At this point, I was in the beginning stages of teacher training and the official title brought new ethical burdens. I could not fake ignorance. Although I was fully pledged to the task with my heart, I still had not grasped the fact that along with the title “teacher,” often comes counselor, dietician, nurse, doctor, psychologist, good will provider, and parent amongst other things. To be more specific, you are the unofficial fixer of all things required of your students. Without this experience I tried to shift responsibility to the specialist on site and referred the girl. I gave her the name and location of the guidance counselor and stressed to the student that she needed to take her issues there and not with me. Basically, I feared screwing up more than I cared about the well being of that child.

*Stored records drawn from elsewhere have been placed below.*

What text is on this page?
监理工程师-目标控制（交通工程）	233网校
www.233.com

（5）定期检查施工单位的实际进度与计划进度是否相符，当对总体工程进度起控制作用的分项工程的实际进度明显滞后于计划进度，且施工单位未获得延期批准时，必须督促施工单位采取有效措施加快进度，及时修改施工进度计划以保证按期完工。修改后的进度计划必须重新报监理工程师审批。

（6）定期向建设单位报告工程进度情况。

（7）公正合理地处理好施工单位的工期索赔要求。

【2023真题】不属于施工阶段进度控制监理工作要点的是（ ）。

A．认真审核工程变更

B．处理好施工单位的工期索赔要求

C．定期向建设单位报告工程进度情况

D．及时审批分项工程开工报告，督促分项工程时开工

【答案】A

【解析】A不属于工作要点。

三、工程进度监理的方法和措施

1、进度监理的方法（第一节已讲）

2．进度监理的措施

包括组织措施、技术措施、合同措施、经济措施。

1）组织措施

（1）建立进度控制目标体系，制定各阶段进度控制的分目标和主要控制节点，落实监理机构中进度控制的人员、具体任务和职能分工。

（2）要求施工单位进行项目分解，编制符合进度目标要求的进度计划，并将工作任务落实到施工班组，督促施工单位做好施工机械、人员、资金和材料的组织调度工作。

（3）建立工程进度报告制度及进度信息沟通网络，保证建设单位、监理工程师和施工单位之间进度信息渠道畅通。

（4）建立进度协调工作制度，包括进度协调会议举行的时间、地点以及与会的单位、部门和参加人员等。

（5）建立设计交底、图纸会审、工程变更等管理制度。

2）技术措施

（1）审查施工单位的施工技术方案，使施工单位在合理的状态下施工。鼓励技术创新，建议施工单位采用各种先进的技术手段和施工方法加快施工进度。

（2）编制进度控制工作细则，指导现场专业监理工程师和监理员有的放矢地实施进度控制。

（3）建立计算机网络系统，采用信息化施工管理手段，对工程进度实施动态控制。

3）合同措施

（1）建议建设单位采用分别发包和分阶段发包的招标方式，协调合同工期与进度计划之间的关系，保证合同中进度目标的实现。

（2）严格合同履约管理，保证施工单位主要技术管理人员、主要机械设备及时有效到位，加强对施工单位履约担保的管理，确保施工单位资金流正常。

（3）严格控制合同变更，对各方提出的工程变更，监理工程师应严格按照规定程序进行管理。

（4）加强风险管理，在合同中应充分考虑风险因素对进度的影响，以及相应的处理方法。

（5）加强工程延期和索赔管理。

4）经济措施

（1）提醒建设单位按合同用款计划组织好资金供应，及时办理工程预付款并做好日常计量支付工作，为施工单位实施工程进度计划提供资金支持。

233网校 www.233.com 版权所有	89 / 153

Although she looked disappointed, she appeared to have understood. Then she walked away and descended the stairs out of eyesight just as easily as she appeared. Later that day and for the remainder of the week, I questioned the guidance counselor to see if the student showed up to her office. She never did. To this day I am not even sure if she was a student because I never saw her prior to that moment, and she never appeared again. I considered the fact that she may have been in another grade, so whenever I walked the halls and cafeteria, I would search for her face, but to no avail.

Maybe that little girl was an apparition, an angel of sorts, trying to show me it was okay to counsel my students as my fears prevented me from vocalizing my opinions during my first year.  And trust, there were many times I should have been vocal about various issues, but I let them slide thinking it was not my place. It was because of this incident that I decided that I would never again stand by and allow something unjust to occur to one of my students without taking a stand. At a minimum, I could at least make inquiry with the administration to put them on notice. From that point on, I always opted to hear a child’s plea for help before making a final assessment.

That encounter haunts me to this day. I always wonder if everything worked out for that little girl or if my decision not to get involved resulted into something catastrophic. I will never know.